My father, an Air Force officer, was receiving training at the Navy’s Explosive Ordinance Demolition school that spring and summer. My school was out for the summer and my responsibilities at home were little more than making my bed and putting away my toys.  After a quick bowl of corn flakes for breakfast most days, I was on my own and the day was mine to do with as I pleased.  And my favorite way to spend the day was to hop on my bicycle and ride around Indianhead looking for discarded soda pop bottles.  My bike was equipped with a wire basket attached to the handlebars and should I be so lucky as to locate five or six bottles, the basket was up to the task of transporting them to the liquor store where I could exchange them each for a two-cent deposit.  

Summer jobs for ten-year-old boys are not easy to come by then or now but I doubt I would have been interested in one even if they were.  It wasn’t the money, paltry as it was, that lured me out to my summer rounds each day.  It was the freedom and variety of experience that I loved most.  To explore the back alleys, to chance upon discarded treasures or misplaced coins, to outride the neighbors’ snarling dog,  to watch the destroyers and submarines chugging up the Potomac to the Washington Navy Yard – these and countless other encounters awaited me each day.  Nevertheless, the bottle collecting I now realize, was a necessary component of those summer days.  It gave purpose and structure to what would have otherwise been aimless wandering and I have always been a goal-driven person.

Along about supper time I would show up at home, tired but contented, deeply browned from long hours in the sun,  and deposit my take for the day, usually no more than twenty or thirty cents, into an amber-colored glass piggy bank.  I remember the summer’s total amounted to something like five dollars but being comprised of a lot of pennies, nickels, and dimes, it filled the piggy bank to capacity.  

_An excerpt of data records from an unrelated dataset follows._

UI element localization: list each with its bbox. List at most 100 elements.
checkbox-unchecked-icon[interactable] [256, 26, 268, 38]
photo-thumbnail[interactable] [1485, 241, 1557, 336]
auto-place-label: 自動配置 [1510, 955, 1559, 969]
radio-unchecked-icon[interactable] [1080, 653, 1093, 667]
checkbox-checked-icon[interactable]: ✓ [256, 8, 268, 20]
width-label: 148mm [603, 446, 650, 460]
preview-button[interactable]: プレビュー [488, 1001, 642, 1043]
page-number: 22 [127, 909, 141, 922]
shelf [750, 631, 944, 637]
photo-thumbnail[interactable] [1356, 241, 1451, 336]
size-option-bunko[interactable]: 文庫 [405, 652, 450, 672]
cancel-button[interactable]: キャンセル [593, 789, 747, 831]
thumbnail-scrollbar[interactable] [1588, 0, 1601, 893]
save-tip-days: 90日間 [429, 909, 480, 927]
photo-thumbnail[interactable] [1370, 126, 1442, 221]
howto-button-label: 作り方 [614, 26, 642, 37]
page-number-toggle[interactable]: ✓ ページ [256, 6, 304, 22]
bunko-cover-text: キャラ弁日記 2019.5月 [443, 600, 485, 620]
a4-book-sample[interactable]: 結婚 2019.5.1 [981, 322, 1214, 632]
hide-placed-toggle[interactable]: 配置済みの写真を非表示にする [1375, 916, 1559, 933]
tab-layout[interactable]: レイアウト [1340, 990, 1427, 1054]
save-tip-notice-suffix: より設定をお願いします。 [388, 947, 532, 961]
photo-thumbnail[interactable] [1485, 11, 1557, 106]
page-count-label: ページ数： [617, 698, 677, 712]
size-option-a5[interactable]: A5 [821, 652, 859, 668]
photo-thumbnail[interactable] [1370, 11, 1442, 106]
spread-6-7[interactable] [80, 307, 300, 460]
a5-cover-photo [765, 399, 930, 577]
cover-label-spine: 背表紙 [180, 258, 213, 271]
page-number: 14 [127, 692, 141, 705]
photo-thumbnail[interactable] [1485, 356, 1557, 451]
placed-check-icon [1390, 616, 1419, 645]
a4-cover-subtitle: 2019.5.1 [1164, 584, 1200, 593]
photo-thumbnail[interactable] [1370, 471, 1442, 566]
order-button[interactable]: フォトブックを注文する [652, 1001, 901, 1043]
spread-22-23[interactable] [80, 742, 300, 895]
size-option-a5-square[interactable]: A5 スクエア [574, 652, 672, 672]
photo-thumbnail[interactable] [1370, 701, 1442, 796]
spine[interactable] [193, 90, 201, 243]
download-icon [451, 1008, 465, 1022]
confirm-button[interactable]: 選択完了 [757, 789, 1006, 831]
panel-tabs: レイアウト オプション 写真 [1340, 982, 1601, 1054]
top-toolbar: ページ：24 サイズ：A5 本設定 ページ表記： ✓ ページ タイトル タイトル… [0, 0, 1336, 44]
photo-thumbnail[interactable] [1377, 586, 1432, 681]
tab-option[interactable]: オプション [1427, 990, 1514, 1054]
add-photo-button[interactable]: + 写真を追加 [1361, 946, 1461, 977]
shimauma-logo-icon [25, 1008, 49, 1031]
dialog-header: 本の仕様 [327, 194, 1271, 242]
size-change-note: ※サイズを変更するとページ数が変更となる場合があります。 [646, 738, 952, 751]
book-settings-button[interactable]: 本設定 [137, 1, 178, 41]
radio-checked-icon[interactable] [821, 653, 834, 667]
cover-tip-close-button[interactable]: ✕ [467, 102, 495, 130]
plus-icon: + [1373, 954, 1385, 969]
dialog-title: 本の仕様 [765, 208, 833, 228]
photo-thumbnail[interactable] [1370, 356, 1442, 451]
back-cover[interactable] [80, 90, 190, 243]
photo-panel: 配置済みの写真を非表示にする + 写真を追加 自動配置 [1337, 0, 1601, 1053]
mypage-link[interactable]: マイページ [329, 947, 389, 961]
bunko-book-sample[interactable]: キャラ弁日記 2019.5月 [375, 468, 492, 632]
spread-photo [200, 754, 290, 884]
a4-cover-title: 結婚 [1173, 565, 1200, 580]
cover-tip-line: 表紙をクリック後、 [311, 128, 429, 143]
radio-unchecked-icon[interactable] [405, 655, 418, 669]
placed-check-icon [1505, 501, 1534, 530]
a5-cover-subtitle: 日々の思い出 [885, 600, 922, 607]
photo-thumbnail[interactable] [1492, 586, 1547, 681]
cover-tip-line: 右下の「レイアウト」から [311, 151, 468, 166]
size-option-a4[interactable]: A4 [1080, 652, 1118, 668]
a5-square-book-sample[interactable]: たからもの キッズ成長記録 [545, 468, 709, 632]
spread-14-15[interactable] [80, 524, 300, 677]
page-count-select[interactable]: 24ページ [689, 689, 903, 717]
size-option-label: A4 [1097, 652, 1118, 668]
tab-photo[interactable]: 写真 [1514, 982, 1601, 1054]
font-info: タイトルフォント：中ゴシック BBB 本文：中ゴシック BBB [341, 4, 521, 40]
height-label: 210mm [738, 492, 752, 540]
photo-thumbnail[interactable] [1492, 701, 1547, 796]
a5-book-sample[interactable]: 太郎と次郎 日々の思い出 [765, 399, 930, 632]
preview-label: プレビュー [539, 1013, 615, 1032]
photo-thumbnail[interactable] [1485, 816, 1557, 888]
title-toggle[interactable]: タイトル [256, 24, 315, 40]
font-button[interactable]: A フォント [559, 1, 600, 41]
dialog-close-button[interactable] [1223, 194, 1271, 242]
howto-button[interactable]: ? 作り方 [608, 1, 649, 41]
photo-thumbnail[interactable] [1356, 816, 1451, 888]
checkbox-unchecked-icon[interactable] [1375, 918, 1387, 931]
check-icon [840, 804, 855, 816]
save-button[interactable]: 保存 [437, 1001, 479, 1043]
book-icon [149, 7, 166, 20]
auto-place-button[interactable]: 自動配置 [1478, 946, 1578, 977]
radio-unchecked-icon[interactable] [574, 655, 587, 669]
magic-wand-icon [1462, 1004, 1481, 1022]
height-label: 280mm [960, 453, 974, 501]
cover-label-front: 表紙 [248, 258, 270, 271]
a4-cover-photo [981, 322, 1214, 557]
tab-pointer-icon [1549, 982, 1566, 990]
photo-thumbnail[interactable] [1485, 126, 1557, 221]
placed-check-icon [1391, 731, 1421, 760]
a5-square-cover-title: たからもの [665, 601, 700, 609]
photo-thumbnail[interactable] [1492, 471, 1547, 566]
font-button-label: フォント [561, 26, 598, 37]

At summer’s end, Dad’s training was complete and the family packed up to return to George Air Force Base in Southern California.  I had been a pop bottle collector in California and knew that bottles had a three-cent deposit there – a whopping 50% premium over the Maryland deposit.  I tried to convince Dad to transport about twenty bottles along with the other family cargo back to California.  He nixed the plan.

Practical considerations aside, I think collecting pop bottles on my bicycle was the best job I ever had.